Summary
holding that since the 2001 amendment to section 440.20(c) the JCC is without jurisdiction to approve or set aside settlement agreements
Summary of this case from Sanders v. City of OrlandoOpinion
No. 1D04-2571.
February 28, 2005.
An appeal from an order of the Judge of Compensation Claims. Honorable Thomas G. Portuallo, Judge.
Larry Mark Polsky, Esquire, Daytona Beach, for Appellant.
Robert S. Gluckman, Esquire, Hurley, Rogner, Miller, Cox, Waranch Westcott, P.A., Ft. Pierce, for Appellees.
Claimant Svetlana Marchenko appeals the order of the Judge of Compensation Claims (JCC), denying claimant's motion to vacate or set aside a settlement agreement reached in accordance with section 440.20(11)(c), Florida Statutes (2001). The JCC determined that he did not have jurisdiction to vacate such an agreement. We agree and, therefore, affirm.
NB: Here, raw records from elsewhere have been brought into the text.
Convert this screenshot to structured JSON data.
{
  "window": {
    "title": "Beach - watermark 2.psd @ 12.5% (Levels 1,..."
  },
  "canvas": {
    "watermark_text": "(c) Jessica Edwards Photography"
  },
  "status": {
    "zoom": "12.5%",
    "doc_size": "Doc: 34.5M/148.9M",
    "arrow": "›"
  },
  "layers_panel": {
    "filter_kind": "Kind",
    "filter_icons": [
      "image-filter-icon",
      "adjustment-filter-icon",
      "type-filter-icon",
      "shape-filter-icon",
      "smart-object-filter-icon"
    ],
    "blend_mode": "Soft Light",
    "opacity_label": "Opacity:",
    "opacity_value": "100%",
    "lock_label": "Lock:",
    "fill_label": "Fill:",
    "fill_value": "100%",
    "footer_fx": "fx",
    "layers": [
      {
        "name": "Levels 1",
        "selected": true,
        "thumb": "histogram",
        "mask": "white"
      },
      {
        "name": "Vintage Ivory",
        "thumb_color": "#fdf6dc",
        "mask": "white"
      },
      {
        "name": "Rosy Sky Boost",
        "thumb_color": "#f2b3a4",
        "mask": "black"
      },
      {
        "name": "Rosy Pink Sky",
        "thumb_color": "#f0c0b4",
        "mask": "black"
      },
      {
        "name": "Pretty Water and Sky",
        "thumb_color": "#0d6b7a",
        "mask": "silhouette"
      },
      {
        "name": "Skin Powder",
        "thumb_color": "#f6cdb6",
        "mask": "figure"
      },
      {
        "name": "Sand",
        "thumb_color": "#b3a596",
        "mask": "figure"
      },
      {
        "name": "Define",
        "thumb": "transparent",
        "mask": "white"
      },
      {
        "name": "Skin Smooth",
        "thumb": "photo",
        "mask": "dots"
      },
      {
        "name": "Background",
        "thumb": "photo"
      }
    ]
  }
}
The JCC is empowered only to the extent the statutes provide. See Pace v. Miami-Dade County Sch. Bd., 868 So.2d 1286, 1287 (Fla. 1st DCA 2004). "`Unlike a court of general jurisdiction, a judge of compensation claims does not have inherent judicial power but only the power expressly conferred by chapter 440.'" Id. (quoting McFadden v. Hardrives Constr., Inc., 573 So.2d 1057, 1059 (Fla. 1st DCA 1991)). The statutes give the JCC neither the authority to approve settlements under section 440.20(11)(c) nor the power to vacate or set aside a settlement reached privately between the parties under the statute. Thus, the JCC did not err in finding that he was without jurisdiction to vacate the settlement agreement.
This Court has recognized the JCC's limited authority on numerous occasions. See e.g., Pace, 868 So.2d at 1287 (holding that because the statutes did not give the JCC the authority to sanction an attorney, the JCC did not have the power to do so); Salony v. S. Fla. Public Communication, 734 So.2d 544, 545 (Fla. 1st DCA 1999) (stating that "a JCC has no jurisdiction to enforce a prior compensation order"; "[s]uch a proceeding must be brought in the circuit court"); Farhangi v. Dunkin Donuts, 728 So.2d 772, 773 (Fla. 1st DCA 1999) (holding that because there was not an express authority for it, the JCC did not have the power to "award medical treatment outside of an authorized managed care arrangement" or "otherwise `strike' the managed care arrangement").
AFFIRMED.
WOLF, C.J., KAHN and POLSTON, JJ., concur.